Het medeleven met de werkers in het basisonderwijs stoelt natuurlijk deels op de talloze verhalen in de media uit de dagelijkse schoolpraktijk. Het andere deel komt van het schoolplein, waar ik tussen andere oppassers en ouders op woensdag om twaalf uur de jeugdige meute naar buiten zie struikelen. Rennend, roepend, botsend, blij, beteuterd – mijn hemel, je zult als leerkracht zo'n club lesuur na lesuur binnen de perken moeten zien te houden. Oppasser in de apenopvang lijkt me een suf baantje, daarmee vergeleken.

Die indruk wordt, voor de gemiddelde oppasgrootouder, op de aansluitende vrije woensdagmiddag nog eens versterkt. De zesjarige kleindochter nodigt een vriendinnetje, liever nog twee, uit om te komen spelen. Prima. Waarna de vrolijke gekte thuis wordt voortgezet. De huiskamer moet verbouwd tot minicamping met tenten van oude kleden over alle stoelen. Of tot turnzaal, voor spagaten, handstanden en koprollen via de twee banken tot in de vensterbank. Gierend van de lach, elkaar op minstens 96 decibel toeroepend. En nergens behang in de fris gestuukte woning om ze tijdelijk achter te plakken.

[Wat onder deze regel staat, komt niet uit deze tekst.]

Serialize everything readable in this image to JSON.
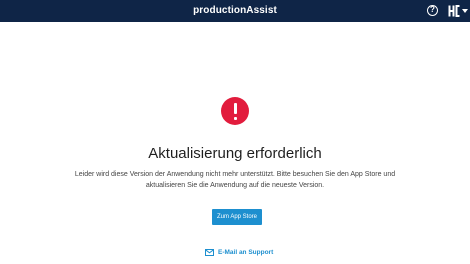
{
  "header": {
    "app_title": "productionAssist",
    "help_icon": "question-circle-icon",
    "help_glyph": "?",
    "logo_icon": "company-logo-icon",
    "menu_icon": "chevron-down-icon",
    "background_color": "#0f2547"
  },
  "main": {
    "status_icon": "exclamation-circle-icon",
    "status_color": "#e21c3d",
    "title": "Aktualisierung erforderlich",
    "message": "Leider wird diese Version der Anwendung nicht mehr unterstützt. Bitte besuchen Sie den App Store und aktualisieren Sie die Anwendung auf die neueste Version.",
    "app_store_button_label": "Zum App Store",
    "support_icon": "mail-icon",
    "support_link_label": "E-Mail an Support",
    "accent_color": "#1d8fcf"
  }
}
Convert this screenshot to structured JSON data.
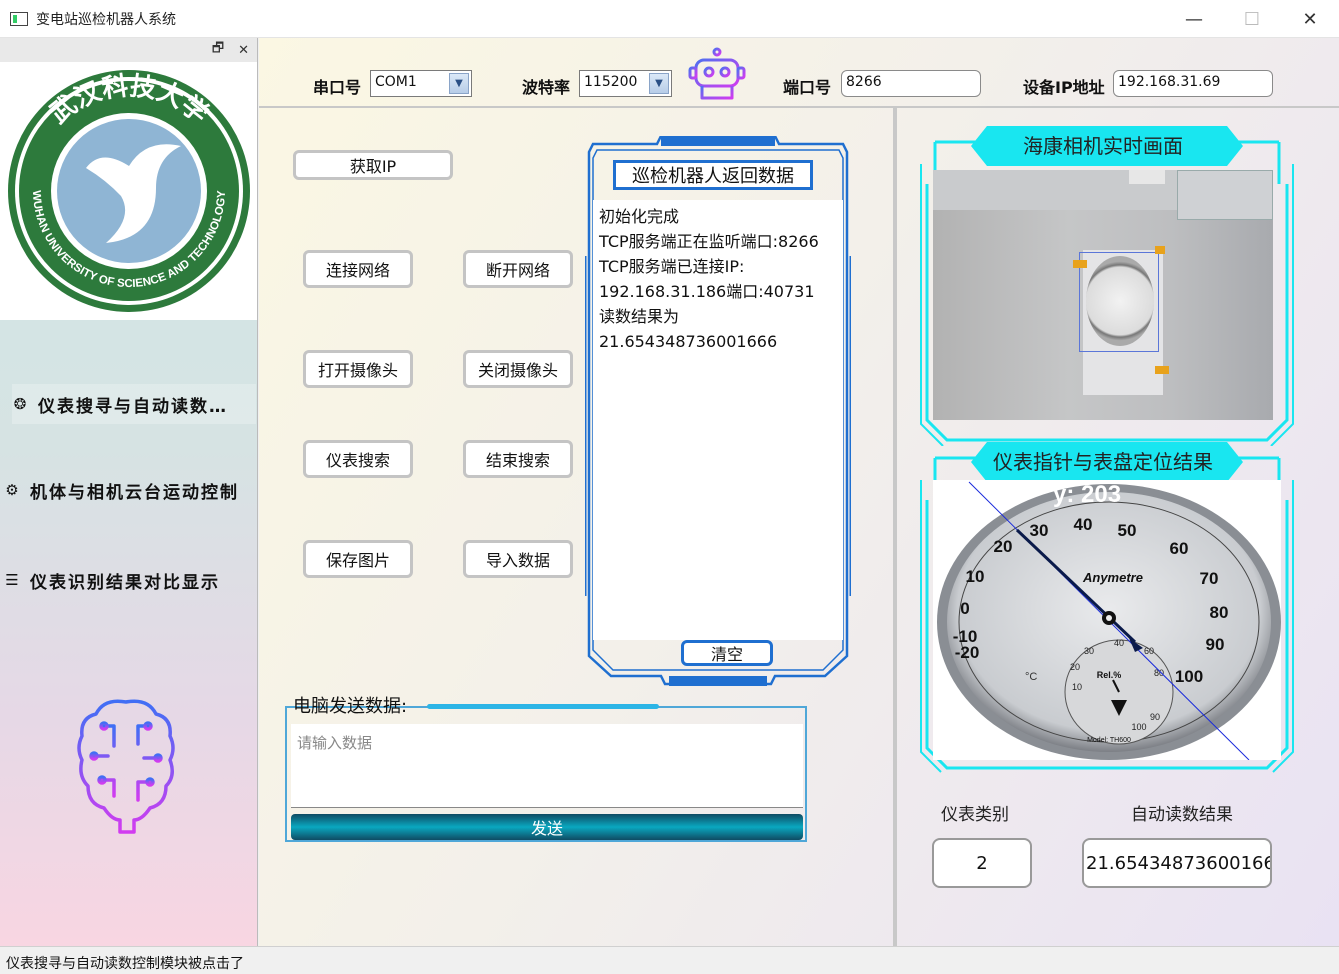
{
  "window": {
    "title": "变电站巡检机器人系统",
    "minimize": "—",
    "maximize": "☐",
    "close": "✕"
  },
  "sidebar": {
    "dock_restore": "🗗",
    "dock_close": "✕",
    "logo": {
      "top_text": "武汉科技大学",
      "ring_text": "WUHAN UNIVERSITY OF SCIENCE AND TECHNOLOGY"
    },
    "items": [
      {
        "label": "仪表搜寻与自动读数…",
        "icon": "brain-chip-icon",
        "glyph": "❂"
      },
      {
        "label": "机体与相机云台运动控制",
        "icon": "gears-icon",
        "glyph": "⚙"
      },
      {
        "label": "仪表识别结果对比显示",
        "icon": "list-icon",
        "glyph": "☰"
      }
    ]
  },
  "topbar": {
    "serial_label": "串口号",
    "serial_value": "COM1",
    "baud_label": "波特率",
    "baud_value": "115200",
    "port_label": "端口号",
    "port_value": "8266",
    "ip_label": "设备IP地址",
    "ip_value": "192.168.31.69"
  },
  "controls": {
    "get_ip": "获取IP",
    "connect": "连接网络",
    "disconnect": "断开网络",
    "open_camera": "打开摄像头",
    "close_camera": "关闭摄像头",
    "search_meter": "仪表搜索",
    "stop_search": "结束搜索",
    "save_image": "保存图片",
    "import_data": "导入数据"
  },
  "return_data": {
    "title": "巡检机器人返回数据",
    "lines": [
      "初始化完成",
      "TCP服务端正在监听端口:8266",
      "TCP服务端已连接IP:",
      "192.168.31.186端口:40731",
      "读数结果为",
      "21.654348736001666"
    ],
    "clear": "清空"
  },
  "send": {
    "label": "电脑发送数据:",
    "placeholder": "请输入数据",
    "button": "发送"
  },
  "camera": {
    "title": "海康相机实时画面"
  },
  "dial": {
    "title": "仪表指针与表盘定位结果",
    "overlay": "y:   203",
    "brand": "Anymetre",
    "humidity_label": "Rel.%",
    "model": "Model: TH600",
    "outer_ticks": [
      "-20",
      "-10",
      "0",
      "10",
      "20",
      "30",
      "40",
      "50",
      "60",
      "70",
      "80",
      "90",
      "100"
    ],
    "unit": "°C",
    "inner_ticks": [
      "10",
      "20",
      "30",
      "40",
      "60",
      "80",
      "90",
      "100"
    ]
  },
  "results": {
    "type_label": "仪表类别",
    "reading_label": "自动读数结果",
    "type_value": "2",
    "reading_value": "21.654348736001666"
  },
  "status": {
    "message": "仪表搜寻与自动读数控制模块被点击了"
  }
}
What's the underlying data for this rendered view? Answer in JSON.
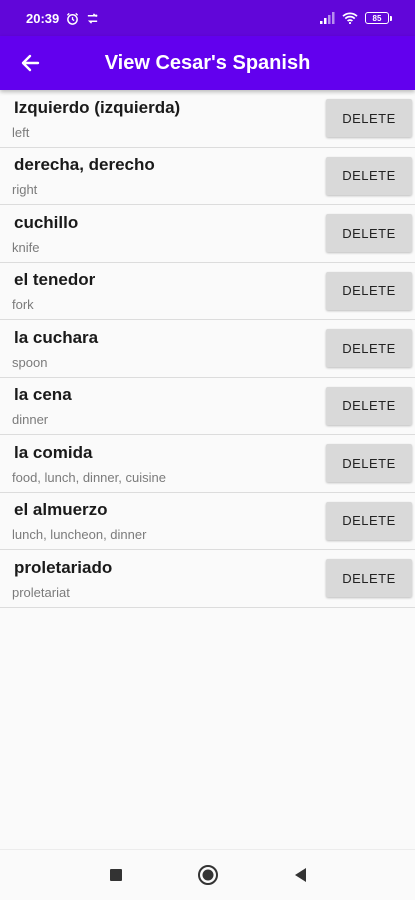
{
  "status_bar": {
    "time": "20:39",
    "battery_level": "85"
  },
  "app_bar": {
    "title": "View Cesar's Spanish"
  },
  "delete_label": "DELETE",
  "items": [
    {
      "word": "Izquierdo (izquierda)",
      "translation": "left"
    },
    {
      "word": "derecha, derecho",
      "translation": "right"
    },
    {
      "word": "cuchillo",
      "translation": "knife"
    },
    {
      "word": "el tenedor",
      "translation": "fork"
    },
    {
      "word": "la cuchara",
      "translation": "spoon"
    },
    {
      "word": "la cena",
      "translation": "dinner"
    },
    {
      "word": "la comida",
      "translation": "food, lunch, dinner, cuisine"
    },
    {
      "word": "el almuerzo",
      "translation": "lunch, luncheon, dinner"
    },
    {
      "word": "proletariado",
      "translation": "proletariat"
    }
  ],
  "colors": {
    "status_bar": "#6106d9",
    "app_bar": "#6200ee",
    "button": "#d9d9d9"
  }
}
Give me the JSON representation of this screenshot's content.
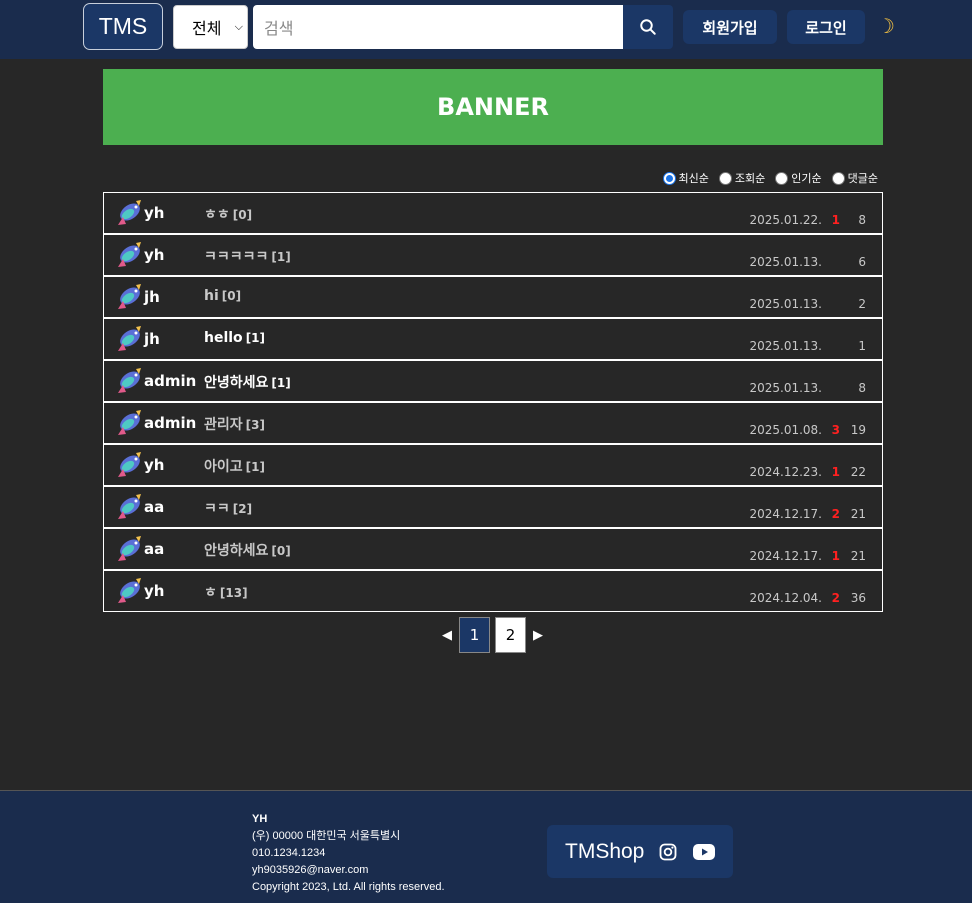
{
  "header": {
    "logo": "TMS",
    "scope": "전체",
    "search_placeholder": "검색",
    "signup": "회원가입",
    "login": "로그인"
  },
  "banner": {
    "text": "BANNER"
  },
  "sort": {
    "options": [
      "최신순",
      "조회순",
      "인기순",
      "댓글순"
    ],
    "selected": "최신순"
  },
  "posts": [
    {
      "author": "yh",
      "title": "ㅎㅎ",
      "comments": "[0]",
      "date": "2025.01.22.",
      "likes": "1",
      "views": "8",
      "bright": false
    },
    {
      "author": "yh",
      "title": "ㅋㅋㅋㅋㅋ",
      "comments": "[1]",
      "date": "2025.01.13.",
      "likes": "",
      "views": "6",
      "bright": false
    },
    {
      "author": "jh",
      "title": "hi",
      "comments": "[0]",
      "date": "2025.01.13.",
      "likes": "",
      "views": "2",
      "bright": false
    },
    {
      "author": "jh",
      "title": "hello",
      "comments": "[1]",
      "date": "2025.01.13.",
      "likes": "",
      "views": "1",
      "bright": true
    },
    {
      "author": "admin",
      "title": "안녕하세요",
      "comments": "[1]",
      "date": "2025.01.13.",
      "likes": "",
      "views": "8",
      "bright": true
    },
    {
      "author": "admin",
      "title": "관리자",
      "comments": "[3]",
      "date": "2025.01.08.",
      "likes": "3",
      "views": "19",
      "bright": false
    },
    {
      "author": "yh",
      "title": "아이고",
      "comments": "[1]",
      "date": "2024.12.23.",
      "likes": "1",
      "views": "22",
      "bright": false
    },
    {
      "author": "aa",
      "title": "ㅋㅋ",
      "comments": "[2]",
      "date": "2024.12.17.",
      "likes": "2",
      "views": "21",
      "bright": false
    },
    {
      "author": "aa",
      "title": "안녕하세요",
      "comments": "[0]",
      "date": "2024.12.17.",
      "likes": "1",
      "views": "21",
      "bright": false
    },
    {
      "author": "yh",
      "title": "ㅎ",
      "comments": "[13]",
      "date": "2024.12.04.",
      "likes": "2",
      "views": "36",
      "bright": false
    }
  ],
  "pagination": {
    "pages": [
      "1",
      "2"
    ],
    "current": "1"
  },
  "footer": {
    "lines": [
      "YH",
      "(우) 00000 대한민국 서울특별시",
      "010.1234.1234",
      "yh9035926@naver.com",
      "Copyright 2023, Ltd. All rights reserved."
    ],
    "brand": "TMShop"
  }
}
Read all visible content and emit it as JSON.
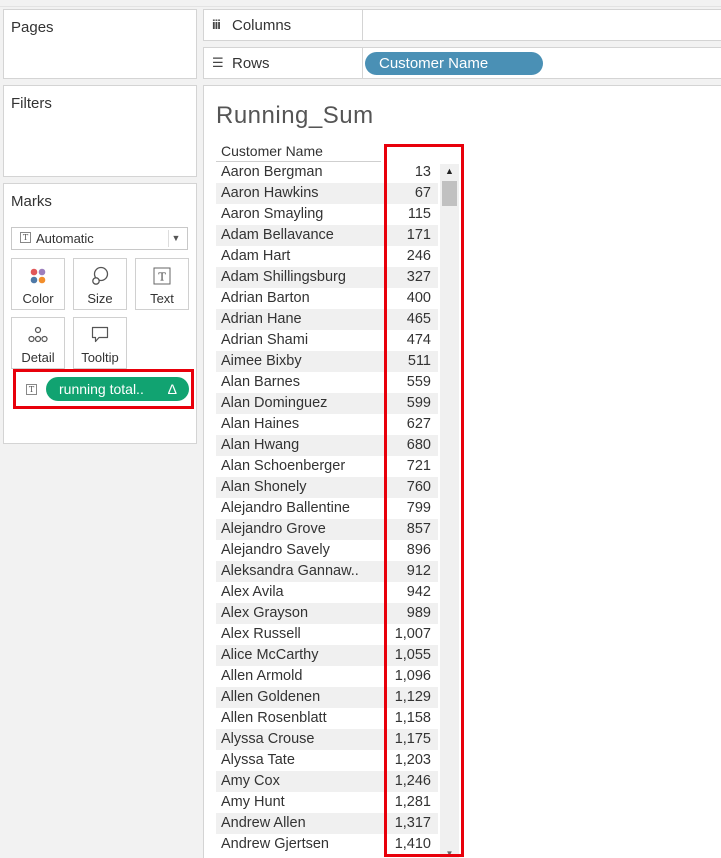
{
  "cards": {
    "pages_title": "Pages",
    "filters_title": "Filters",
    "marks_title": "Marks"
  },
  "marks": {
    "mark_type": "Automatic",
    "buttons": {
      "color": "Color",
      "size": "Size",
      "text": "Text",
      "detail": "Detail",
      "tooltip": "Tooltip"
    },
    "pill_label": "running total..",
    "pill_delta": "Δ"
  },
  "shelves": {
    "columns_label": "Columns",
    "rows_label": "Rows",
    "rows_pill": "Customer Name"
  },
  "view": {
    "title": "Running_Sum",
    "column_header": "Customer Name",
    "rows": [
      {
        "name": "Aaron Bergman",
        "value": "13"
      },
      {
        "name": "Aaron Hawkins",
        "value": "67"
      },
      {
        "name": "Aaron Smayling",
        "value": "115"
      },
      {
        "name": "Adam Bellavance",
        "value": "171"
      },
      {
        "name": "Adam Hart",
        "value": "246"
      },
      {
        "name": "Adam Shillingsburg",
        "value": "327"
      },
      {
        "name": "Adrian Barton",
        "value": "400"
      },
      {
        "name": "Adrian Hane",
        "value": "465"
      },
      {
        "name": "Adrian Shami",
        "value": "474"
      },
      {
        "name": "Aimee Bixby",
        "value": "511"
      },
      {
        "name": "Alan Barnes",
        "value": "559"
      },
      {
        "name": "Alan Dominguez",
        "value": "599"
      },
      {
        "name": "Alan Haines",
        "value": "627"
      },
      {
        "name": "Alan Hwang",
        "value": "680"
      },
      {
        "name": "Alan Schoenberger",
        "value": "721"
      },
      {
        "name": "Alan Shonely",
        "value": "760"
      },
      {
        "name": "Alejandro Ballentine",
        "value": "799"
      },
      {
        "name": "Alejandro Grove",
        "value": "857"
      },
      {
        "name": "Alejandro Savely",
        "value": "896"
      },
      {
        "name": "Aleksandra Gannaw..",
        "value": "912"
      },
      {
        "name": "Alex Avila",
        "value": "942"
      },
      {
        "name": "Alex Grayson",
        "value": "989"
      },
      {
        "name": "Alex Russell",
        "value": "1,007"
      },
      {
        "name": "Alice McCarthy",
        "value": "1,055"
      },
      {
        "name": "Allen Armold",
        "value": "1,096"
      },
      {
        "name": "Allen Goldenen",
        "value": "1,129"
      },
      {
        "name": "Allen Rosenblatt",
        "value": "1,158"
      },
      {
        "name": "Alyssa Crouse",
        "value": "1,175"
      },
      {
        "name": "Alyssa Tate",
        "value": "1,203"
      },
      {
        "name": "Amy Cox",
        "value": "1,246"
      },
      {
        "name": "Amy Hunt",
        "value": "1,281"
      },
      {
        "name": "Andrew Allen",
        "value": "1,317"
      },
      {
        "name": "Andrew Gjertsen",
        "value": "1,410"
      }
    ]
  },
  "colors": {
    "accent_green": "#11a371",
    "accent_blue": "#4a90b5",
    "highlight_red": "#e8000b"
  }
}
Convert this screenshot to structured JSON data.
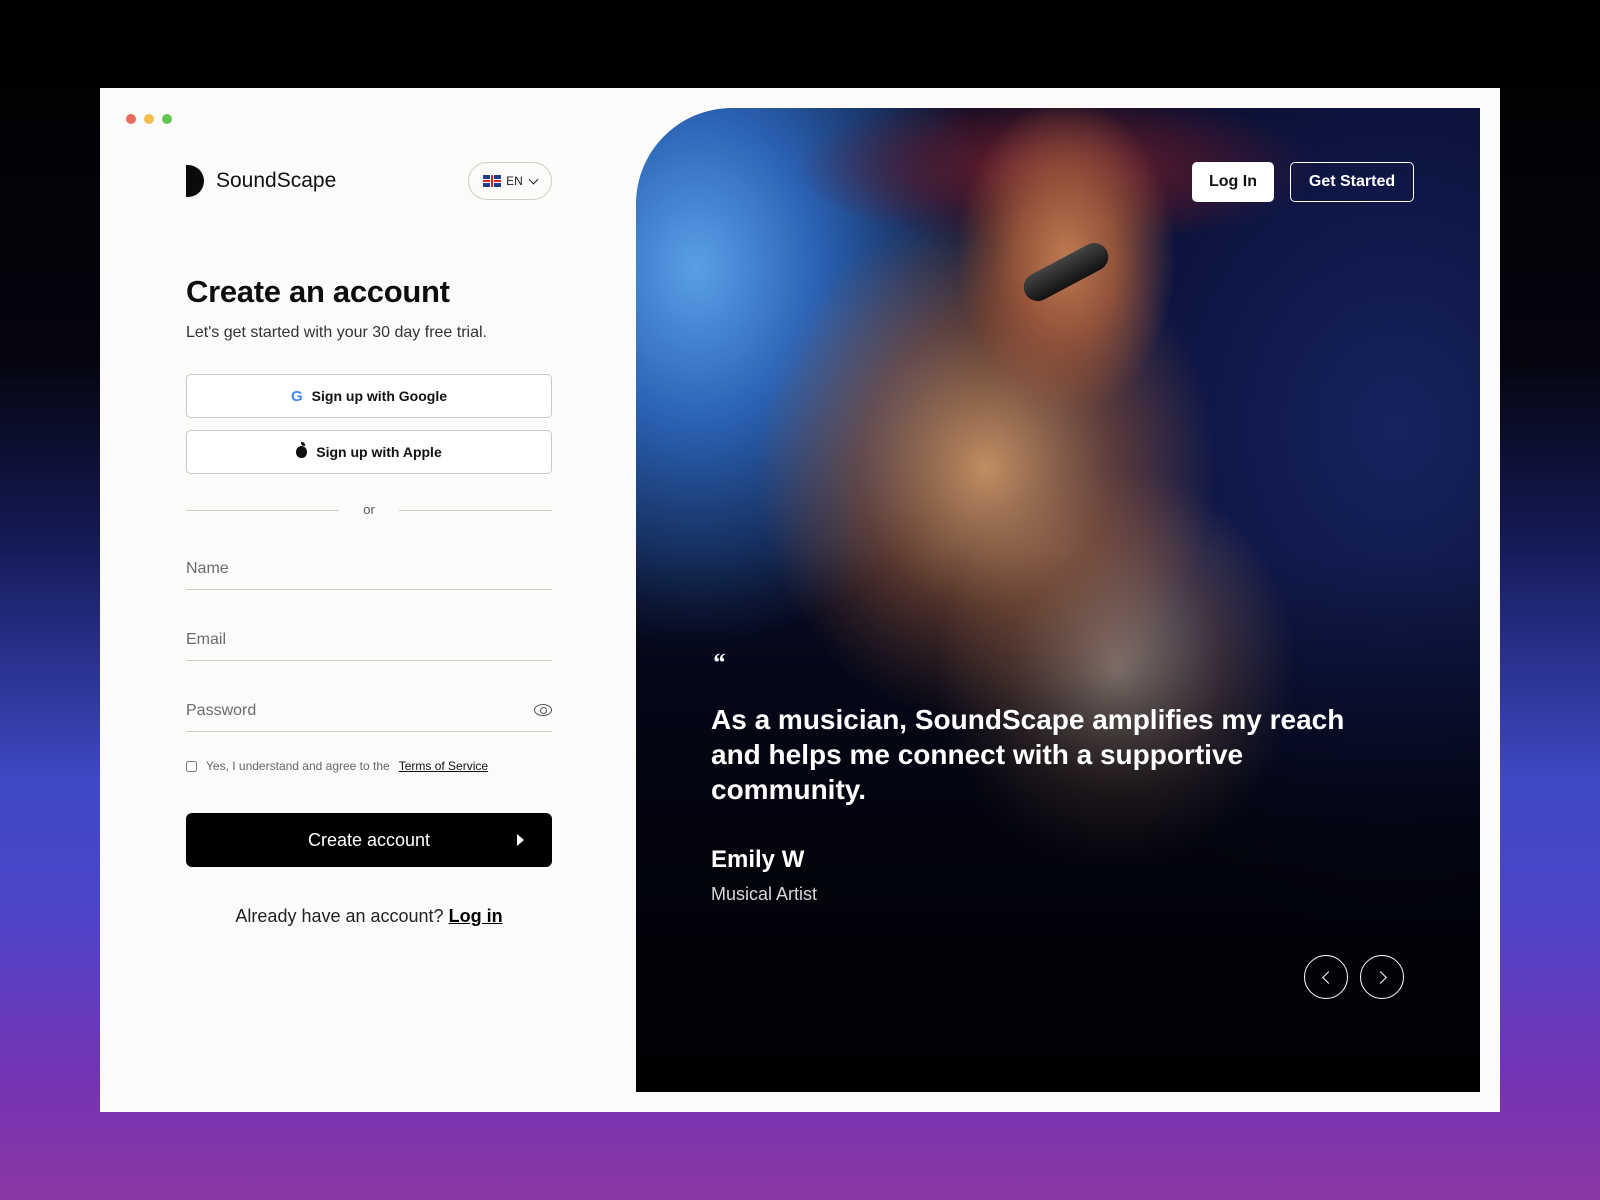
{
  "brand": {
    "name": "SoundScape"
  },
  "language": {
    "code": "EN",
    "flag_icon": "uk-flag-icon"
  },
  "signup": {
    "title": "Create an account",
    "subtitle": "Let's get started with your 30 day free trial.",
    "google_label": "Sign up with Google",
    "apple_label": "Sign up with Apple",
    "divider_text": "or",
    "name_placeholder": "Name",
    "email_placeholder": "Email",
    "password_placeholder": "Password",
    "terms_text": "Yes, I understand and agree to the",
    "terms_link": "Terms of Service",
    "submit_label": "Create account",
    "already_text": "Already have an account?",
    "login_link": "Log in"
  },
  "hero": {
    "login_label": "Log In",
    "get_started_label": "Get Started",
    "quote_mark": "“",
    "quote": "As a musician, SoundScape amplifies my reach and helps me connect with a supportive community.",
    "author": "Emily W",
    "role": "Musical Artist"
  },
  "colors": {
    "primary": "#000000",
    "background": "#fcfbf9"
  }
}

Er is een andere werkelijkheid

Het rapport voor de grote vakantie leerde dat er een andere werkelijkheid is. De drukke zesjarige met wie ik me mag vermaken, blijkt in de klas een lief en rustig kind. Volgens de rapportage let ze goed op, maakt ze braaf alle opgegeven taakjes, doet ze spontaan met alles mee en helpt ze graag klasgenootjes met uitleg en het beslechten van ruzies. Gaat dit over onze superactieve en onophoudelijk kwebbelende kleindochter? Nou en of. Echt wel.

De juffen en meesters hebben kennelijk te maken met veel draaglijker koters dan de ouders en oppassers. Dit stelt een beetje gerust. Maar als om twaalf uur die schatjes uit de klas zijn veranderd in een luidruchtig dravende meute, mogen de leerkrachten alle administratie bijwerken, het werk van morgen voorbereiden, opnieuw vergaderen en wegens weer eens ziekte nieuwe invallers regelen. Ook zin in een burn-out, als 25-jarige? Zoek een baan op een basisschool.

Met liefde pas ik vier dagen, en zo nodig vier weken, achter elkaar op wegens stakende onderwijzers, per 5 oktober. Extra aanwas moet er komen, de werkdruk moet omlaag. En dan is die €300 nog aan de krappe kant. Hoe lief die drukteschoppertjes ook binnen de schoolmuren zijn.